To recap, the crowning achievement of these cultural epochs was the industrial revolution. The industrial revolutin is evolving into total interconnectivity, interdependence of all mankind when this material machine completely replaces God. Our primitive man would rebel against this intuitively. But Religion, Science, and History could care less. Reason finally has its triumph as it gloats over its great achievement of destroying man. Thing about a dystopia is everyone is on the same page, everything finally makes sense and is in logical order whatevere it costs. But, there will be another epoch sprouting out of this, to be sure.
Eratosthenes (276-194BC) in Syene Egypt, now Aswan, discovered the circumference of Earth. It was measured in Stadia, based on the size of the then current Greek unit of length. From that was calculated the diameter of the Earth, about 8,000 miles. Now, in astronomical terms that is indeed a tiny thing. We live on a planet that is likely almost impossible to detect outside the solar system. The earth/sun orbits its center of mass which is deep inside the sun. We are barely here, unknown, alone in the abyss of space. What are we doing to earn our keep? Oh, we are kept, make no doubt about it.
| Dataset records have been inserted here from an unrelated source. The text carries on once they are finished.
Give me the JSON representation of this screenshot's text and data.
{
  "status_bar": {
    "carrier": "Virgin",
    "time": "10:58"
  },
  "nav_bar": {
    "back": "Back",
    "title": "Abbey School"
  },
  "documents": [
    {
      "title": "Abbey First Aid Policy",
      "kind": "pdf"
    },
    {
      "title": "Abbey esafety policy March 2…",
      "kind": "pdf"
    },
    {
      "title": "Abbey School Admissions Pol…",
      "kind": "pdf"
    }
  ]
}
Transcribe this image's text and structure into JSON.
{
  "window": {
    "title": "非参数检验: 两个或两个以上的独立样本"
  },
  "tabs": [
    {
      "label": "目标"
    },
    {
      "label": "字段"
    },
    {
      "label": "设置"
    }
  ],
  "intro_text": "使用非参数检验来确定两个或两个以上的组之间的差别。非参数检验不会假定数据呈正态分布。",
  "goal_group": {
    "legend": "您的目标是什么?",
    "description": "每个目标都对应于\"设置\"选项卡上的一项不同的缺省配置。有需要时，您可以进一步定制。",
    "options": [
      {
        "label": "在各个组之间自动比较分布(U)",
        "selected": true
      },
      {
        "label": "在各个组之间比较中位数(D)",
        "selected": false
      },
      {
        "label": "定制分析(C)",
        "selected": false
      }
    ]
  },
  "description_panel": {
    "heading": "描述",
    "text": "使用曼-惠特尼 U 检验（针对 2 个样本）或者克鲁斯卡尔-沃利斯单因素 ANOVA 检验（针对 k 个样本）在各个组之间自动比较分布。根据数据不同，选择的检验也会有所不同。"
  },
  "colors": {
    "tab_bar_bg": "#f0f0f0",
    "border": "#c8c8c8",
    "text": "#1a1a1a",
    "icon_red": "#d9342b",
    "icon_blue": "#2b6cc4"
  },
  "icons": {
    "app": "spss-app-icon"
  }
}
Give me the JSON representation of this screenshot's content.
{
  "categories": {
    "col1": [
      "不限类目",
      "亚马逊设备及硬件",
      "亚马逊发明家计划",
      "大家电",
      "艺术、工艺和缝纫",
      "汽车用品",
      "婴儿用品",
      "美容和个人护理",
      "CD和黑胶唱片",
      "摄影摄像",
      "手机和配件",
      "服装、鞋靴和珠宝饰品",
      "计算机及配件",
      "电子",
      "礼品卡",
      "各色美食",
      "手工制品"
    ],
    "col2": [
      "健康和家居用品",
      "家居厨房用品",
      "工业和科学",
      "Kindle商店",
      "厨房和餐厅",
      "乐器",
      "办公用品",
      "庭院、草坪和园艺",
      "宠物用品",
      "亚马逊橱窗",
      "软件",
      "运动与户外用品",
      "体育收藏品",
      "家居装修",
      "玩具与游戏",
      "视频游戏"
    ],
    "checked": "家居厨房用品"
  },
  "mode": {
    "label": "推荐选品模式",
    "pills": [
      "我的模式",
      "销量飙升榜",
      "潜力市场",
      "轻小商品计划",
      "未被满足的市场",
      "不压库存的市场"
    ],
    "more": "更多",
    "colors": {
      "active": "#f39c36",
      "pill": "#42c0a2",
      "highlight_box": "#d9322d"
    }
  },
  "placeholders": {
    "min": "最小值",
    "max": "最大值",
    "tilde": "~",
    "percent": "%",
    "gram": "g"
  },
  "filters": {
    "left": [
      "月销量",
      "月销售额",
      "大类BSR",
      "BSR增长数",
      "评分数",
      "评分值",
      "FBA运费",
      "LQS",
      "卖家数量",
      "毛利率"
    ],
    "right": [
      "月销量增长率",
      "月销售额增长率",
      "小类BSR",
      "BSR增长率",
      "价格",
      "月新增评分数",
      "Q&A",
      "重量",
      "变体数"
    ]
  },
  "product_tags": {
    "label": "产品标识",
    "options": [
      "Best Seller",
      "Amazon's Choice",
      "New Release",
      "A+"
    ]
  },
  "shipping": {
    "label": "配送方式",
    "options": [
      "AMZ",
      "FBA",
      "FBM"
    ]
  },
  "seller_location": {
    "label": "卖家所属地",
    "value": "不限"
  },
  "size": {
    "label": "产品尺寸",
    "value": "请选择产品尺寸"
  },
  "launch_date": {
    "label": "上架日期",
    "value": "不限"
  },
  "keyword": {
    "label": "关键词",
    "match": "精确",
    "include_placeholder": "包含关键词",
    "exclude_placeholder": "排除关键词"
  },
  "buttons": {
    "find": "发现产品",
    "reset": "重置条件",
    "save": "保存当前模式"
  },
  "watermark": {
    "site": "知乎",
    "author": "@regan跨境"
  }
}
By what/whom is unknowable to us but we are, it seems, somewhat sentient life forms. If there is a purpose and meaning we might come to have at least a rudimentary understanding of it. The first step should be to humbly accept what we truly are and that is decidedly not the author of our own inheritance of this tiny dirt ball we call planet Earth. Think about this. Until we came along as sentient life forms there was no beauty, truth, love, understanding, wisdom, or any concomitant of consciousness whatsoever. Our emergence as living beings capable of self understanding was a precursor event for the emergence of these values or faculties. What is unfolding here? What further emergence will these precipitate? Could it be the divine itself? Or, have we perhaps reached our credit limit?
Consiousness is heretofore directed outwards. What would be the consequence of somehow managing to have it - realize it -as returning on itself?
I'm grateful for Paul Kingsnorth whose writings I've lately been studying for inspiring me to write this entry.